Where Software is Going
AI made generating code cheap. The disciplines that used to be optional, the harness and knowing what good looks like, are now the whole game.
Everyone is watching the models. I think the model is the least interesting part.
The engineers getting the most out of AI aren’t doing anything new. They’re doing what good engineers have always done: building the harness around the model and knowing what good looks like. That used to be optional. It isn’t anymore.
Addy Osmani’s whitepaper on the new SDLC is the best articulation I’ve seen of why. I agree with a lot of it, but it’s nuanced, so here’s where I land.
An agent is more harness than model
Start with the harness. Addy defines it as everything except the model, which is true, and I’d put the context and the tools inside it too. The tools a model uses drastically improve its output. It’s much easier to string together very powerful tools than to do the lower-level stuff yourself, the same way a scripting language gets you further than a compiled low-level one.
This is just platform work, and it’s how I’ve always approached it. Building good harnesses into the SDLC, even before AI, was the biggest benefit to the speed and quality of a codebase. Building the right gates into CI and the right tools for the engineers was what made the most sense. It even keeps mattering after the code ships. The right tools for observability and debugging are what let people solve issues quickly when they need to.
None of that is new. There’s just more riding on it now.
Context engineering is the cost knob
Context engineering is the knob that changes your price and your bill. I hadn’t thought of it as static context versus dynamic context before, but it makes the most sense.
For myself, I put so much into static context that it then gets overrun, which isn’t great for my bill. It does mean I understand exactly what’s going on, though. I’ve been toying with a friend’s knowledge base (equalseat.ai) and I’m hoping it solves a lot of the dynamic retrieved documents.
I could do a better job of using skills as I need them. A lot of my tasks aren’t as repeatable as I’d like, so I often don’t write them down as explicit skills. Maybe that means I should compose things better, but it’s something I just don’t do that often. Maybe I should run the Claude usage analytics?
Verification is the line
Verification is the line between vibe coding and engineering. I watch the AI work so I can verify what it’s done. I don’t put too much time into formal specs or evals to check it’s done the right thing, unless it’s code review and CI/CD gates.
When most of the work is creative, you have to know what good looks like, and I learn that by seeing results and forming opinions on them. A lot of people download skills off the internet to get good results quickly, because those skills bake in what good looks like. They don’t have to learn it all from scratch, and they get to leverage the work of others.

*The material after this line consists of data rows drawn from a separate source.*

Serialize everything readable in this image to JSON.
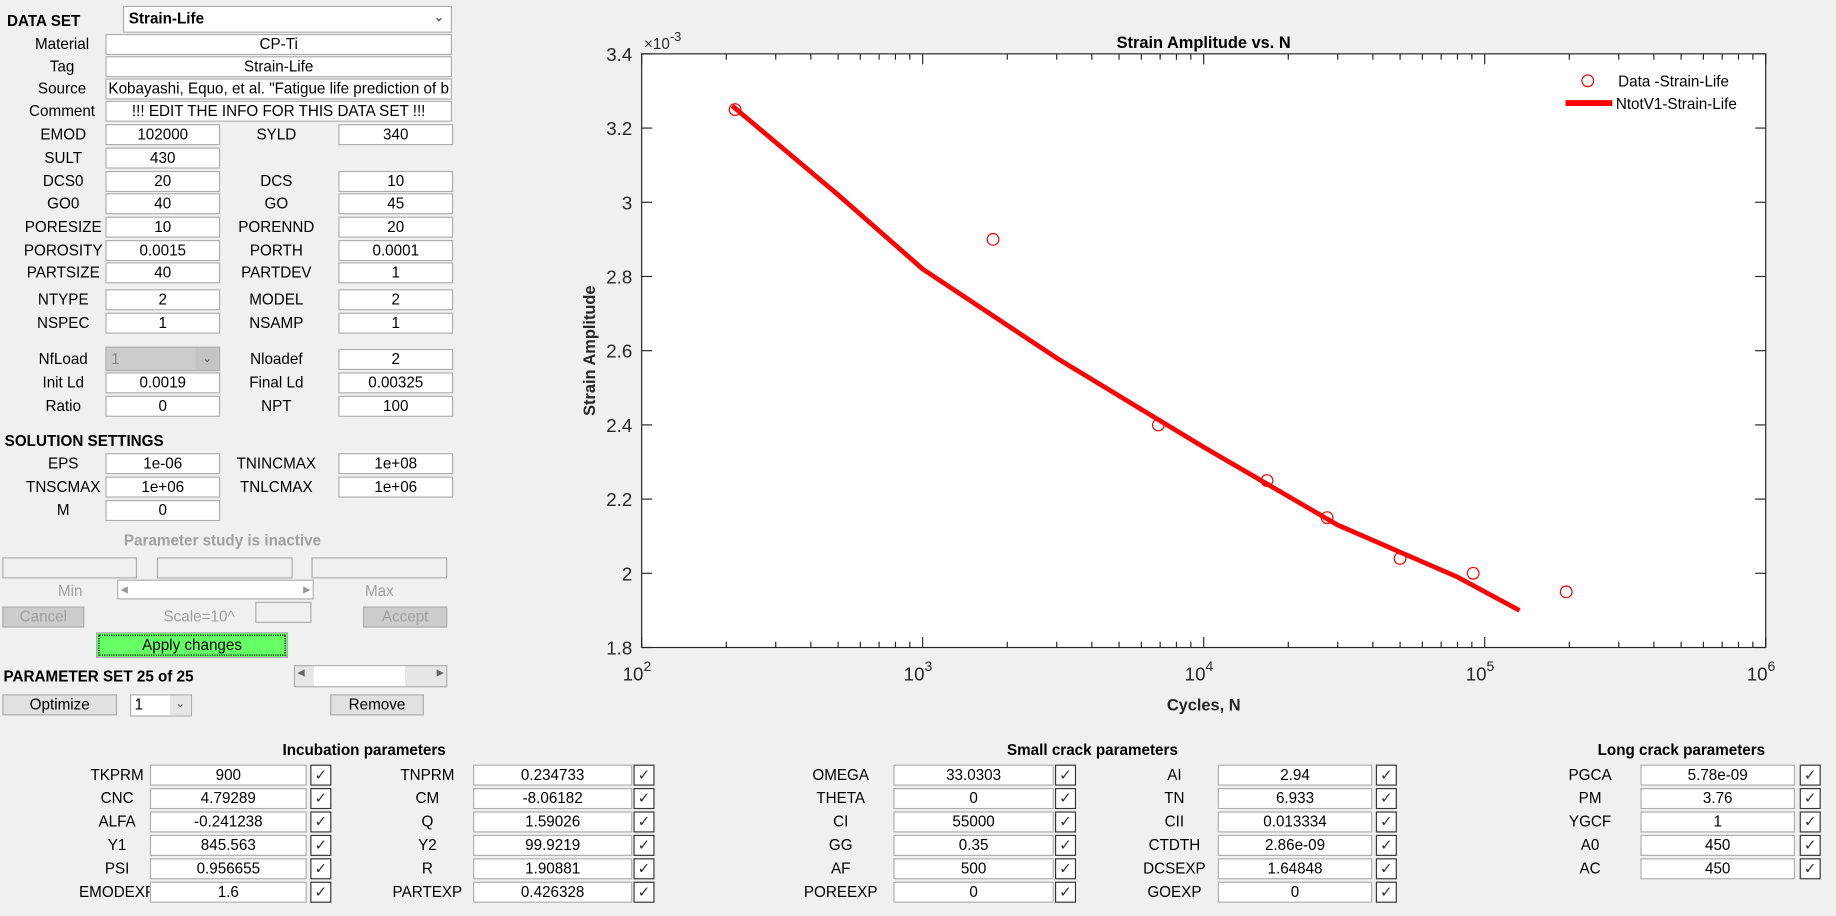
{
  "dataset": {
    "label": "DATA SET",
    "value": "Strain-Life"
  },
  "info": [
    {
      "label": "Material",
      "value": "CP-Ti"
    },
    {
      "label": "Tag",
      "value": "Strain-Life"
    },
    {
      "label": "Source",
      "value": "Kobayashi, Equo, et al. \"Fatigue life prediction of b"
    },
    {
      "label": "Comment",
      "value": "!!! EDIT THE INFO FOR THIS DATA SET !!!"
    }
  ],
  "main_params": [
    {
      "l": {
        "label": "EMOD",
        "value": "102000"
      },
      "r": {
        "label": "SYLD",
        "value": "340"
      }
    },
    {
      "l": {
        "label": "SULT",
        "value": "430"
      }
    },
    {
      "l": {
        "label": "DCS0",
        "value": "20"
      },
      "r": {
        "label": "DCS",
        "value": "10"
      }
    },
    {
      "l": {
        "label": "GO0",
        "value": "40"
      },
      "r": {
        "label": "GO",
        "value": "45"
      }
    },
    {
      "l": {
        "label": "PORESIZE",
        "value": "10"
      },
      "r": {
        "label": "PORENND",
        "value": "20"
      }
    },
    {
      "l": {
        "label": "POROSITY",
        "value": "0.0015"
      },
      "r": {
        "label": "PORTH",
        "value": "0.0001"
      }
    },
    {
      "l": {
        "label": "PARTSIZE",
        "value": "40"
      },
      "r": {
        "label": "PARTDEV",
        "value": "1"
      }
    },
    {
      "l": {
        "label": "NTYPE",
        "value": "2"
      },
      "r": {
        "label": "MODEL",
        "value": "2"
      }
    },
    {
      "l": {
        "label": "NSPEC",
        "value": "1"
      },
      "r": {
        "label": "NSAMP",
        "value": "1"
      }
    },
    {
      "l": {
        "label": "NfLoad",
        "value": "1",
        "dropdown": true
      },
      "r": {
        "label": "Nloadef",
        "value": "2"
      }
    },
    {
      "l": {
        "label": "Init Ld",
        "value": "0.0019"
      },
      "r": {
        "label": "Final Ld",
        "value": "0.00325"
      }
    },
    {
      "l": {
        "label": "Ratio",
        "value": "0"
      },
      "r": {
        "label": "NPT",
        "value": "100"
      }
    }
  ],
  "solution": {
    "title": "SOLUTION SETTINGS",
    "params": [
      {
        "l": {
          "label": "EPS",
          "value": "1e-06"
        },
        "r": {
          "label": "TNINCMAX",
          "value": "1e+08"
        }
      },
      {
        "l": {
          "label": "TNSCMAX",
          "value": "1e+06"
        },
        "r": {
          "label": "TNLCMAX",
          "value": "1e+06"
        }
      },
      {
        "l": {
          "label": "M",
          "value": "0"
        }
      }
    ]
  },
  "param_study": {
    "status": "Parameter study is inactive",
    "min_label": "Min",
    "max_label": "Max",
    "scale_label": "Scale=10^",
    "cancel": "Cancel",
    "accept": "Accept"
  },
  "apply_label": "Apply changes",
  "param_set": {
    "label": "PARAMETER SET 25 of 25",
    "current": 25,
    "total": 25,
    "optimize": "Optimize",
    "optimize_choice": "1",
    "remove": "Remove"
  },
  "groups": [
    {
      "title": "Incubation parameters",
      "params": [
        {
          "label": "TKPRM",
          "value": "900",
          "checked": true
        },
        {
          "label": "CNC",
          "value": "4.79289",
          "checked": true
        },
        {
          "label": "ALFA",
          "value": "-0.241238",
          "checked": true
        },
        {
          "label": "Y1",
          "value": "845.563",
          "checked": true
        },
        {
          "label": "PSI",
          "value": "0.956655",
          "checked": true
        },
        {
          "label": "EMODEXP",
          "value": "1.6",
          "checked": true
        },
        {
          "label": "TNPRM",
          "value": "0.234733",
          "checked": true
        },
        {
          "label": "CM",
          "value": "-8.06182",
          "checked": true
        },
        {
          "label": "Q",
          "value": "1.59026",
          "checked": true
        },
        {
          "label": "Y2",
          "value": "99.9219",
          "checked": true
        },
        {
          "label": "R",
          "value": "1.90881",
          "checked": true
        },
        {
          "label": "PARTEXP",
          "value": "0.426328",
          "checked": true
        }
      ]
    },
    {
      "title": "Small crack parameters",
      "params": [
        {
          "label": "OMEGA",
          "value": "33.0303",
          "checked": true
        },
        {
          "label": "THETA",
          "value": "0",
          "checked": true
        },
        {
          "label": "CI",
          "value": "55000",
          "checked": true
        },
        {
          "label": "GG",
          "value": "0.35",
          "checked": true
        },
        {
          "label": "AF",
          "value": "500",
          "checked": true
        },
        {
          "label": "POREEXP",
          "value": "0",
          "checked": true
        },
        {
          "label": "AI",
          "value": "2.94",
          "checked": true
        },
        {
          "label": "TN",
          "value": "6.933",
          "checked": true
        },
        {
          "label": "CII",
          "value": "0.013334",
          "checked": true
        },
        {
          "label": "CTDTH",
          "value": "2.86e-09",
          "checked": true
        },
        {
          "label": "DCSEXP",
          "value": "1.64848",
          "checked": true
        },
        {
          "label": "GOEXP",
          "value": "0",
          "checked": true
        }
      ]
    },
    {
      "title": "Long crack parameters",
      "params": [
        {
          "label": "PGCA",
          "value": "5.78e-09",
          "checked": true
        },
        {
          "label": "PM",
          "value": "3.76",
          "checked": true
        },
        {
          "label": "YGCF",
          "value": "1",
          "checked": true
        },
        {
          "label": "A0",
          "value": "450",
          "checked": true
        },
        {
          "label": "AC",
          "value": "450",
          "checked": true
        }
      ]
    }
  ],
  "chart_data": {
    "type": "scatter",
    "title": "Strain Amplitude vs. N",
    "xlabel": "Cycles, N",
    "ylabel": "Strain Amplitude",
    "y_multiplier": "×10",
    "y_multiplier_exp": "-3",
    "xscale": "log",
    "xlim": [
      100,
      1000000
    ],
    "ylim": [
      1.8,
      3.4
    ],
    "xticks": [
      {
        "base": "10",
        "exp": "2",
        "v": 100
      },
      {
        "base": "10",
        "exp": "3",
        "v": 1000
      },
      {
        "base": "10",
        "exp": "4",
        "v": 10000
      },
      {
        "base": "10",
        "exp": "5",
        "v": 100000
      },
      {
        "base": "10",
        "exp": "6",
        "v": 1000000
      }
    ],
    "yticks": [
      {
        "label": "1.8",
        "v": 1.8
      },
      {
        "label": "2",
        "v": 2.0
      },
      {
        "label": "2.2",
        "v": 2.2
      },
      {
        "label": "2.4",
        "v": 2.4
      },
      {
        "label": "2.6",
        "v": 2.6
      },
      {
        "label": "2.8",
        "v": 2.8
      },
      {
        "label": "3",
        "v": 3.0
      },
      {
        "label": "3.2",
        "v": 3.2
      },
      {
        "label": "3.4",
        "v": 3.4
      }
    ],
    "legend_position": "top-right",
    "series": [
      {
        "name": "Data -Strain-Life",
        "kind": "markers",
        "color": "#ff0000",
        "points": [
          [
            215,
            3.25
          ],
          [
            1780,
            2.9
          ],
          [
            6900,
            2.4
          ],
          [
            16800,
            2.25
          ],
          [
            27500,
            2.15
          ],
          [
            50000,
            2.04
          ],
          [
            91000,
            2.0
          ],
          [
            195000,
            1.95
          ]
        ]
      },
      {
        "name": "NtotV1-Strain-Life",
        "kind": "line",
        "color": "#ff0000",
        "points": [
          [
            210,
            3.26
          ],
          [
            500,
            3.02
          ],
          [
            1000,
            2.82
          ],
          [
            3000,
            2.58
          ],
          [
            10000,
            2.34
          ],
          [
            30000,
            2.13
          ],
          [
            80000,
            1.99
          ],
          [
            133000,
            1.9
          ]
        ]
      }
    ]
  }
}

This is really about evals: checking the AI is moving in the right direction. I need to do this more. You have to be able to measure the output as well as how it got there. The same idea holds outside software, it’s just harder. Measuring guardrails for things unrelated to software engineering is hard. It’s still possible, but you have to know what good looks like there too, and actually think about it.
AI compresses the SDLC
Requirements, architecture and verification stay slow, while generating the code is now much, much faster.
I don’t find that requirements are a spec and a prototype at the same time, but I think that’s a great idea and it makes a lot of sense. Architecture is by far the biggest thing the model can’t do well, and the part we have to weigh in on. Implementation speeds up sometimes, but if there isn’t a good harness or good reviewing, things slow down immensely while the system races to accommodate generating that much code.
I haven’t really wired evals up properly, so again, I need to get better at it so everything runs against a benchmark. You can tell that TDD is how these tools want to work. The maintenance angle is fair too: code that was too risky to touch becomes workable once an LLM can understand it and write tests for it. That doesn’t mean we should touch things we don’t understand.
The economics
All of it lands on one decision, and it’s the part of Addy’s article I refer back to most. There’s a point where agentic engineering makes sense, and a point where vibe coding does. It just depends on maintenance.
I see this often at the moment. Most people don’t need full engineering, and vibe coding works beautifully. Their app is small and only needs to run for a handful of people. It’s like a shared Excel spreadsheet: it does the job and nothing more. It’s when things get popular and need proper maintenance that it gets hectic. Context engineering and model routing are financial levers, and you have to pull them as things heat up. If you don’t, it bites, fast.
Managing teams of agents
Addy spruiks an agents-cli command that lets you build your own prototype managed agent. I think that’s nice, but it’s not foundational.
What’s foundational is humans managing teams of agents. We like creating hierarchies, and this is the same move. He’s spot on that going from conductor to orchestrator is a skills shift. I thought I was an orchestrator. I don’t think I am. I can’t handle more than 10 agents at a time without a lot of help.
What actually changed
So where is software going? Not toward magic, and not toward whoever has the best model. It’s going toward the people who know what good looks like and can build the systems that enforce it.
The harness and knowing what good looks like were always the job. AI didn’t change that. It just made them much harder to skip.
I’m not all the way there myself. I still haven’t wired my evals up properly, and I cap out around 10 agents before I need help. But that’s the stuff to get good at now. Not prompting. It’s the same platform work I’ve been doing for years, it just matters more now.